Word reached the Crikey bunker this morning that Steve Vizard is not just enjoying a European cruise with his wife and five children. The lad is also holidaying with one of his closest mates, former AFL star turned celebrity stockbroker and bookmaker Simon Beasley, who was a regular with Vizard in the 1990s at his Port Douglas cliff-top hideaway.

We called Beasley’s betting shop this morning and were told he is “overseas.” Asked if he is holidaying with Steve Vizard, the woman ummed and ahhed and then consulted with a colleague before declining to comment, although she said he was expected back on Wednesday morning.

That would be just in time for Vizard’s scheduled court appearance next Thursday, although there are now media reports that Vizard is cutting short his vacation and returning to Australia this weekend.

Vizard really is a hard man to pin down. When his PR man, Mike Smith, was interviewed by ABC Victoria’s Virginia Trioli last week, he would only say that they’ve been friends for ten years and Vizard was on the advisory board of his firm, Inside PR. Yet The Age’s corporate sleuth David “Ziggy” Elias reported last week that Vizard’s long time lawyer and former Artist Services finance director Shaun Levin owns 48 of 120 shares in the company. Smith’s line that Vizard has “no commercial interest in the company” is technically true but also potentially misleading.

We had a similar experience this morning on being reliably informed by a former Vizard associate that he owned 40% of Cornerbox Pty Ltd, the Melbourne-based company that has received big whacks from Telstra’s Sensis division to produce Bread TV on Channel Ten.

On ringing Cornerbox we were told this was wrong and that Vizard was merely “a consultant,” which still raises questions because it’s an example of the lad milking more cash out of Telstra, the very company he betrayed by insider trading. Surely Telstra should have blackbanned Vizard after learning what he did.

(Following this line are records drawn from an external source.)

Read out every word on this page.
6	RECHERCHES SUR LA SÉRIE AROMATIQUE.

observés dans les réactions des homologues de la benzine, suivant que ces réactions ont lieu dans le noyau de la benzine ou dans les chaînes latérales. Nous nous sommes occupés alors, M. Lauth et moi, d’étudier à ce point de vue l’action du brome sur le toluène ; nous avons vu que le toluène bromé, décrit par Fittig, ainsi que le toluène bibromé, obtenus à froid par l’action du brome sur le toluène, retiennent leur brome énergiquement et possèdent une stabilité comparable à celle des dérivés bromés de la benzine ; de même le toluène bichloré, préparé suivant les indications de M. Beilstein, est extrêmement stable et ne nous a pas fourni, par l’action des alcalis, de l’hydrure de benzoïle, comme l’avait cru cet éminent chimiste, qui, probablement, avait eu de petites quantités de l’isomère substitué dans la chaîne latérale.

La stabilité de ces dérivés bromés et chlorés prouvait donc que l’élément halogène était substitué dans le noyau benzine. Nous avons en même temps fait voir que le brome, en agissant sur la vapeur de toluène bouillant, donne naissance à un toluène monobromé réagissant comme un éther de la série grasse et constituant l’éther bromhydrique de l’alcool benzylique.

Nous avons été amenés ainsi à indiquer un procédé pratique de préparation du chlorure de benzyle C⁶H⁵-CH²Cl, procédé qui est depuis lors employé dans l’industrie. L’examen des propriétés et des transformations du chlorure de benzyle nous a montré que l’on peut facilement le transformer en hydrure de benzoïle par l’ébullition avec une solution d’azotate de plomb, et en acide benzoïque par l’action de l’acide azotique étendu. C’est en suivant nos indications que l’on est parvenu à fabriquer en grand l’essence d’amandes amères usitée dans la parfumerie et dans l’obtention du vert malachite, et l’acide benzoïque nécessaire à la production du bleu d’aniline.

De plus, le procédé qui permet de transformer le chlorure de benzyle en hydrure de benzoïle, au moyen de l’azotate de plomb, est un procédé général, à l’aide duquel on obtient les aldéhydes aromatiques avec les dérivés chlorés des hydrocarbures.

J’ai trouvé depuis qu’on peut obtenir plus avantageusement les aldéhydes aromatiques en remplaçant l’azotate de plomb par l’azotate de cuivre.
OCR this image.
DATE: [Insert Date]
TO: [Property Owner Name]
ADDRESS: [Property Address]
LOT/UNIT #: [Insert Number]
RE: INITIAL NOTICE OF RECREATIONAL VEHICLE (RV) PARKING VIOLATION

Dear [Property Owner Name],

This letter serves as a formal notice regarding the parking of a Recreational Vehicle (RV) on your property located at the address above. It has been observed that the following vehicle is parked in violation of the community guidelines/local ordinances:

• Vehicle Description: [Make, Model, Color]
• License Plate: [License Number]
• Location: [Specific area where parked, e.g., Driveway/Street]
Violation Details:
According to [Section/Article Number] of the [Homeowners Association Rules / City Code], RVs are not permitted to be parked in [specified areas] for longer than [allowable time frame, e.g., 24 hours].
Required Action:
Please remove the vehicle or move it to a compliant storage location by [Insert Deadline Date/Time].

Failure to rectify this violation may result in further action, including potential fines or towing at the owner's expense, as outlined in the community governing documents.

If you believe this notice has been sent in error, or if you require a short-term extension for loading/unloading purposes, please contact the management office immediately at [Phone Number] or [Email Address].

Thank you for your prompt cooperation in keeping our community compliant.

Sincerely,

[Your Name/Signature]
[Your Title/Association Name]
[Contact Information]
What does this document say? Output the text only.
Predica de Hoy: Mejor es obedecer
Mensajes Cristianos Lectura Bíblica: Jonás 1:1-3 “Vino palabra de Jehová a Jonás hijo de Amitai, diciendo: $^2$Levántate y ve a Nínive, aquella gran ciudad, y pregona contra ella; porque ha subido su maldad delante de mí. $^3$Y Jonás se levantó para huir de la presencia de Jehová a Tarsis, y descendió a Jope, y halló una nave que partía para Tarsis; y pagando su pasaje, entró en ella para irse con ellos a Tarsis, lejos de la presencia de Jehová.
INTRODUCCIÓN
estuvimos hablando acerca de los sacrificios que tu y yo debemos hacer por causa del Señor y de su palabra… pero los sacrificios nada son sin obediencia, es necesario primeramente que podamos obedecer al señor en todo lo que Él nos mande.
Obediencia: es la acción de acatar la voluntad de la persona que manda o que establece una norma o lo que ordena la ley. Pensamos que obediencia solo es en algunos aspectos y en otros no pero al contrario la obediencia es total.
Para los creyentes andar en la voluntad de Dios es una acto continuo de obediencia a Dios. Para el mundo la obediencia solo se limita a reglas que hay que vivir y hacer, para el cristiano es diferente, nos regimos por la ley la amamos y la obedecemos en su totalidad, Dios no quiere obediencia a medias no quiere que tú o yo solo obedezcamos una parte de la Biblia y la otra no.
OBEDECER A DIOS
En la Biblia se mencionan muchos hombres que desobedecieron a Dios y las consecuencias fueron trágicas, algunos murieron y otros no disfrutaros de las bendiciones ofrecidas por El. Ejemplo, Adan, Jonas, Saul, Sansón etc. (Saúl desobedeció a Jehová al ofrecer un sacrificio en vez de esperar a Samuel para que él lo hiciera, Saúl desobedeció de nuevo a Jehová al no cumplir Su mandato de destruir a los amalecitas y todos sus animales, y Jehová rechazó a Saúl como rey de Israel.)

This notion that Vizard clips the ticket on everything that moves in the arts world appears strangely true. Don’t forget his interest in the talent agency that handled Douglas Wood’s dealings with Ten. Mike Smith may claim he’s had two hellish years under the glare of ASIC, but he clearly has still found time to do a stream of deals.

The woman at Cornerbox would give no more details but then referred us to Mike Smith, who you have to feel a little bit sorry for given the way Vizard’s world has unravelled. Smith was right when he told Trioli last week that “some wickets don’t take spin,” although Terry McCrann’s suggestion today – of pleading guilty to a criminal charge – would probably have been a better option in hindsight.